No continente europeu, provavelmente, não existe uma previsão de responsabilidade penal das pessoas jurídicas mais antiga do que a existente no Reino Unido. O dominante é a idéia da pessoa jurídica como sujeito passível de sanção penal. "A necessidade de intervenção de uma pessoa natural para levar a cabo ações em nome de uma empresa se remonta  ao Criminal Justice Act de 1925 que recorre ao seu art. 33, para tal possibilidade. Por outro lado, os tribunais também têm sido sempre favoráveis a admitir a vicarious liability da empresa por atos cometidos por seus empregados ou por seus agentes do mesmo modo que se admite a responsabilidade da pessoa física".[49] No sentido esboçado, pode-se apontar como a mais significativa contribuição, a elaboração da Teoria da Identificação, que consiste no reconhecimento de que toda empresa funciona mediante a presença de uma pessoa física que atua e controla de forma direta as atividades exteriorizadas pela empresa. A responsabilidade penal nasce em função dos atos relacionados com a esfera de atividade específica da empresa. A exteriorização desta responsabilidade penal se dá no âmbito do Direito Penal Econômico ou dos tipos de regulação das atividades empresariais. Além da extensa recepção á responsabilidade penal da pessoa jurídica pelo direito anglo-saxão e pela própria jurisprudência, "dita responsabilidade se encontra presente em numerosas leis. Um dos exemplos mais recentes é a Lei Natural Heritage (Scotland) Acto 1991 (c. 28) (27.6.1991). Trata-se aqui de uma lei sobra a proteção do meio ambiente e a natureza".[50]

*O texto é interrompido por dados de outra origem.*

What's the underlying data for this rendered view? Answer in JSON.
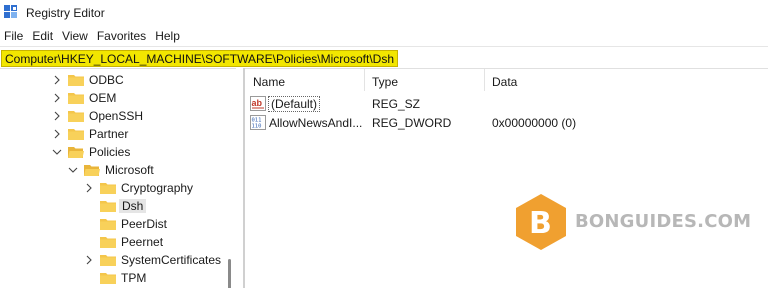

            O Direito Penal dinamarquês[51] não traz nenhuma previsão de responsabilidade penal da pessoa jurídica, admitindo, apenas, a responsabilidade das pessoas físicas. A responsabilidade das pessoas coletivas está presente na legislação extravagante, com previsão de aplicação de pena de multa. Assim, é na Lei 358/1991 - Lei de Proteção ao Meio Ambiente. No entanto, tem-se "admitido a possibilidade de responsabilidade penal do Estado na Lei de Seguridade e Saúde no Trabalho (Safety and Health at Work Act). Todas as regulações têm encontrado um marco preciso, com a introdução desde 1996 de disposições gerais no Código Penal (Cap. 5º), em que admite-se a responsabilidade penal das pessoas jurídicas nos expressamente previstos (art. 25). Tais disposições se encontram em leis especiais e não no Código Penal. A sanção é direcionada para empresas com um único dono e com um número entre 10 e 20 empregados, diante da sua atividade empresarial (art. 26), quando da prática de um ato doloso ou culposo por um empregado. O Estado ou Município, como pessoa de direito público, só podem ser penalmente responsabilizados, quando de ato não correspondente ás atividades de exercício do poder público".[52]

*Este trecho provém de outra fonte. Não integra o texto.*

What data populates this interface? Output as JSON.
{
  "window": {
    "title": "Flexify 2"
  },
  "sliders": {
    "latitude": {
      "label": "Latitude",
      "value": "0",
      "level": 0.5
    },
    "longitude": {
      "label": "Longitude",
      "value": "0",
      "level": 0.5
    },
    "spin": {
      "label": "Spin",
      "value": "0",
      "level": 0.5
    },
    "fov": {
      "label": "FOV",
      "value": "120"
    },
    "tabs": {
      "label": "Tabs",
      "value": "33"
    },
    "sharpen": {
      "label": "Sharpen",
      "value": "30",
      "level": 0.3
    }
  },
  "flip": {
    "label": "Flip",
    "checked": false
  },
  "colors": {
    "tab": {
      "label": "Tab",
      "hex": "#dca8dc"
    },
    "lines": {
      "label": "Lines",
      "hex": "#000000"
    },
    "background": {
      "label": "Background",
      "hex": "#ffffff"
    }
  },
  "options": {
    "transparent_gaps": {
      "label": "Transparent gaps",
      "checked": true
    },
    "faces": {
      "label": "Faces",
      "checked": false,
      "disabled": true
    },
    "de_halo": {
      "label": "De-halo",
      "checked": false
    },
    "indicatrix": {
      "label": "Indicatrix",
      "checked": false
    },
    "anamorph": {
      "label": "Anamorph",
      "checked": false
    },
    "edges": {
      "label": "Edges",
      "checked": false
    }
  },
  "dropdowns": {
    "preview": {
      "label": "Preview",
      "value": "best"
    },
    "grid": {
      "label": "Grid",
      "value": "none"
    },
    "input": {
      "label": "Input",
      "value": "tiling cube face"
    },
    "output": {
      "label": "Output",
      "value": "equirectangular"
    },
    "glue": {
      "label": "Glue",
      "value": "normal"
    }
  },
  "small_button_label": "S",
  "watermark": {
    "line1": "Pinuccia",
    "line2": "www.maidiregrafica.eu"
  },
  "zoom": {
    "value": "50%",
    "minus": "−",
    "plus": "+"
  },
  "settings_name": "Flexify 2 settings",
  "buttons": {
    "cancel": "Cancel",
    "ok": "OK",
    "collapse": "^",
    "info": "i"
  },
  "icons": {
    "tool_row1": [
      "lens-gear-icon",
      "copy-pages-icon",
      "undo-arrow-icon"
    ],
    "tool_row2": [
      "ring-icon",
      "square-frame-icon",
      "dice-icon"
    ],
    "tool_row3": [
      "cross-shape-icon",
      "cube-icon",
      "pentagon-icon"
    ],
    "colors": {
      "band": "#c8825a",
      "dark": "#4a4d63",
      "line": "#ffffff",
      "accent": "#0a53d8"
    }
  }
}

            Provavelmente a Holanda (ao lado da Inglaterra), seja o país que tem de ser tomado para estudo da responsabilidade penal da pessoa jurídica, pois determina a regência de seu direito pelo princípio societas delinquere potest. Assim é a determinação vigente no Código Penal holandês, em seu art. 51, que admite a prática de condutas delituosas tanto por pessoas físicas quanto jurídicas. A responsabilidade penal da pessoa jurídica ocorre no direito holandês desde a edição da Lei de Delitos Econômicos de 1950, que sofreu sua reforma em 1976, com a incorporação do art. 15, que permitia a responsabilidade direta das pessoas jurídicas, ou de sociedade, ou de associação, etc.. A lei de 1976 teve seu art. 15 derrogado, porém, seu conteúdo fora transportado para o art. 51 do Código Penal holandês, que teve sua vigência a partir de 1976, determinando o cometimento de delitos tanto por pessoas físicas como jurídicas.

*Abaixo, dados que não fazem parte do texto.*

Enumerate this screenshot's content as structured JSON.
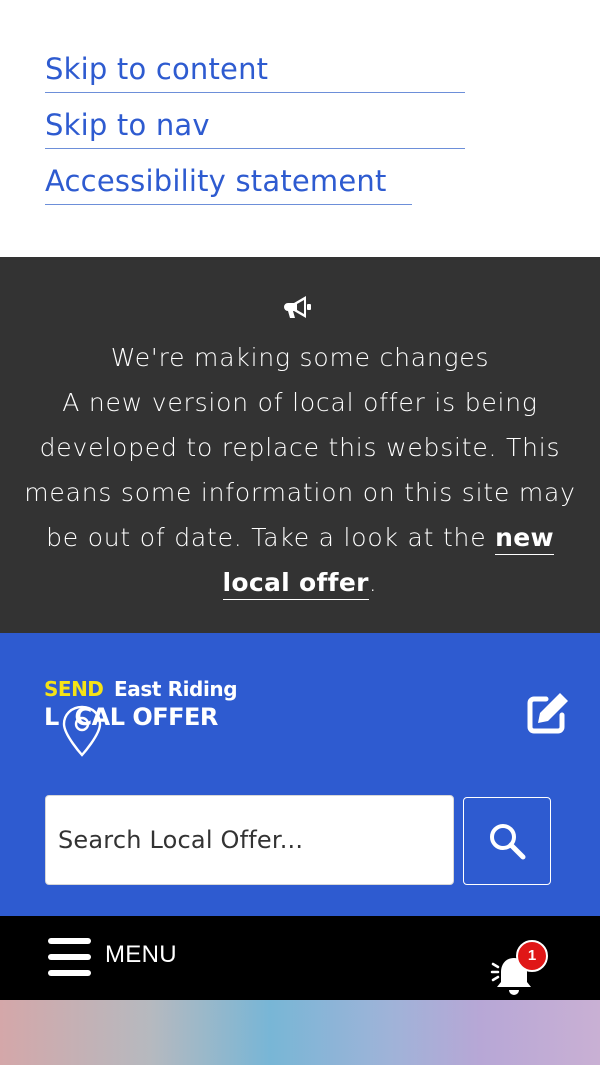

            Estipula-se como condição para imputar o injusto á pessoa jurídica, a situação real de uma ou diversas pessoas físicas terem atuado em nome e na esfera de atividade da pessoa jurídica. O posicionamento dominante na doutrina holandesa é o de que a imputação do injusto só é possível diante da comprovação de que a pessoa jurídica detinha o poder de dispor sobre o comportamento punível e aceitou tal comportamento, é a caracterização do chamado critério de poder e critério de aceitação. O posicionamento de SILVINA BACIGALUPO é no sentido de que a jurisprudência e a doutrina consideram, ademais, que a decisão de um órgão da empresa não é suficiente para fundamentar a autoria da pessoa jurídica. Pelo contrário, resulta suficiente que o ato seja realizado dentro do contexto social, como uma ação da pessoa jurídica. O que quer significar, uma limitação da esfera de atuação empresarial da pessoa jurídica.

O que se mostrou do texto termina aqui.